Только что закончился спектакль «Старый Новый год», и народ выходил из театра. Переулок сразу ожил, наполнился смехом и веселыми голосами. И Наташа остро позавидовала этим людям, живущим другой, совершенно непохожей на ее, жизнью.
И вдруг она увидела Юру Ельцова. Он шел, обняв за плечи ту самую Ирку из театрального журнала. Они находились совсем рядом. Прошли и не заметили, потому что были заняты только друг другом. И злое чувство захлестнуло Наташу. Мужик, по уши втюрившийся в нее, теперь идет с этой сучкой. Безусловно, Ирка — баба видная, но с ней ни в какое сравнение не идет. И ей немедленно захотелось домой… от этого Степаныча и его подпыхачей. Но годами выработанный охотничий инстинкт подавил неприятные мысли и заставил сосредоточиться на работе.
Из арки появился полупьяный Степаныч и поволок ее в глубь двора, где рядом с черным ходом кафе между помойными баками и стеной притулилась лавочка.
— Скорее, киска, — дышал он ей в лицо перегаром. — Скорее, поработай губками, сил нет терпеть.
Ирина и Юра не увидели Наташу. Вот уже несколько дней они вообще ничего не замечали. Жизнь для них сузилась, словно бальзаковская шагреневая кожа, и в ней осталось место только для них двоих. Как это получилось, ни он, ни она толком объяснить не смогли бы. Просто была ночь в Переделкине, они сидели молча на террасе, тесно прижавшись друг к другу, ощущая тепло тел и слушая, как тихо подкрадывается осень.
Потом поехали к Голованову и веселились, как могли.
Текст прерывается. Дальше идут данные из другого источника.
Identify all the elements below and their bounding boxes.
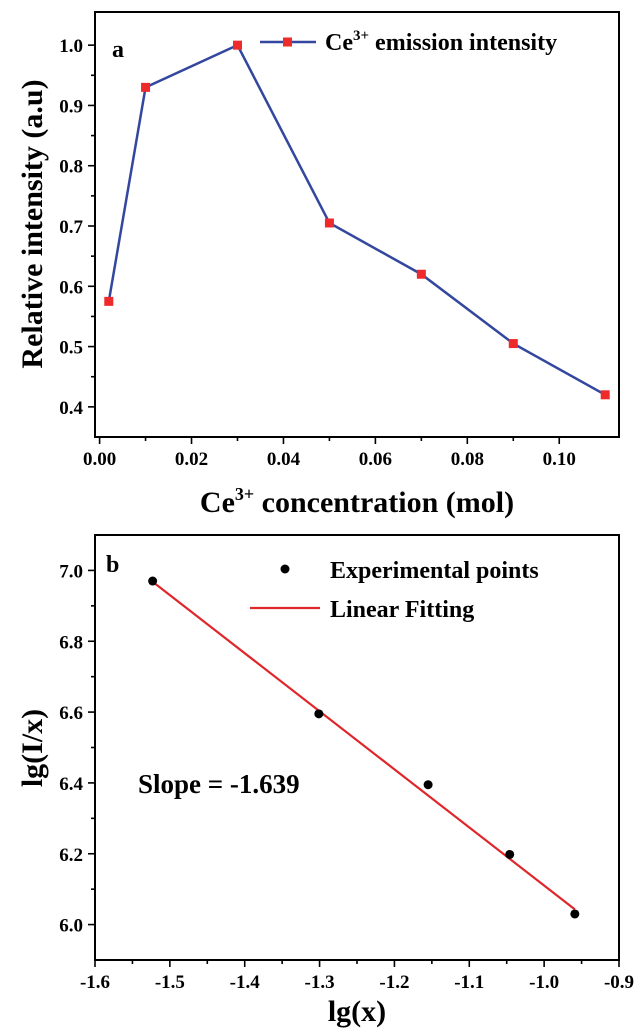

А потом, через несколько дней, была ночь в квартире Ирины в Дегтярном переулке, ночь, определившая их дальнейшую судьбу.
Они как-то сразу стали одной семьей: два Ельцова и молодая красивая женщина. Вечерами она листала Юркин сценарий, поражаясь, как быстро и хорошо он пишет. Неведомый поселок на Каспии Гасан-Кули в сценарии становился местом, где, несмотря на дикую жару летом и штормы зимой, выращивают овец, ищут нефть, ловят рыбу. Трудовым был этот маленький поселок, недалеко от границы с Ираном, и люди, жившие в нем, гордились своей работой.
Она никому не признавалась, что полюбила Ельцова сразу, с первого дня, как увидела его. Тогда ее муж притащил Юру в гости. Она слишком хорошо знала своего благоверного, чтобы не заметить, какую острую, но хорошо скрываемую неприязнь испытывает он к гостю.
Ее муж был отличником. Каждый класс в школе он заканчивал с почетной грамотой, возглавлял пионерскую, а потом школьную комсомольскую организацию. Школу окончил с золотой медалью, Институт международных отношений — с красным дипломом. Отец его был известный телевизионный журналист-международник, беспощадно разоблачавший империалистов с голубого экрана. Он попал в обозреватели из международного отдела ЦК КПСС и к журналистике не имел раньше никакого отношения, поэтому так умело доносил до зрителей генеральную линию партии.
Он, естественно, пристроил сына-отличника в ведущую газету страны. Но в доме на Пушкинской площади, в газете, которую в свое время поднял Алексей Аджубей, еще жили традиции подлинной журналистики. Недостаточно было иметь красный диплом и папу со связями в ЦК, требовалась еще одна малость — умение писать.
А вот этого у бывшего мужа не было. Конечно, по материалам иностранной прессы он мог состряпать безликий обзор, над которым потом бились дежурные редакторы.
Но в печати был еще один путь — административный, и Леня быстро занял пост заместителя редактора отдела международной информации. Это был его потолок.
Ирина вышла за него замуж рано, когда Леня учился на последнем курсе института. Он ей нравился, да и кругом говорили ей:
— Не будь дурой, такого жениха упускать нельзя.
Она и не упустила. После театроведческого факультета ГИТИСа ее пригласили на работу в журнал «Театр», в котором она печаталась со второго курса. Ее считали хорошим журналистом и знающим театроведом. Жили они с Леней вполне неплохо до тех пор, пока он не попал в редакцию, где собрались так называемые лучшие перья страны. И когда ее муж понял свою никчемность и творческое бессилие, в доме началась ужасная жизнь. Она не выдержала его бесконечных разговоров о несправедливости, о кознях коллег, не выдержала истерик, вызванных жгучей завистью, и они разошлись. Ирина собрала свои вещи и перевезла их в Дегтярный переулок, где жила в квартире покойной бабушки. Самое интересное, что муж не сказал ей ни слова, у нее даже создалось впечатление, что он рад ее уходу.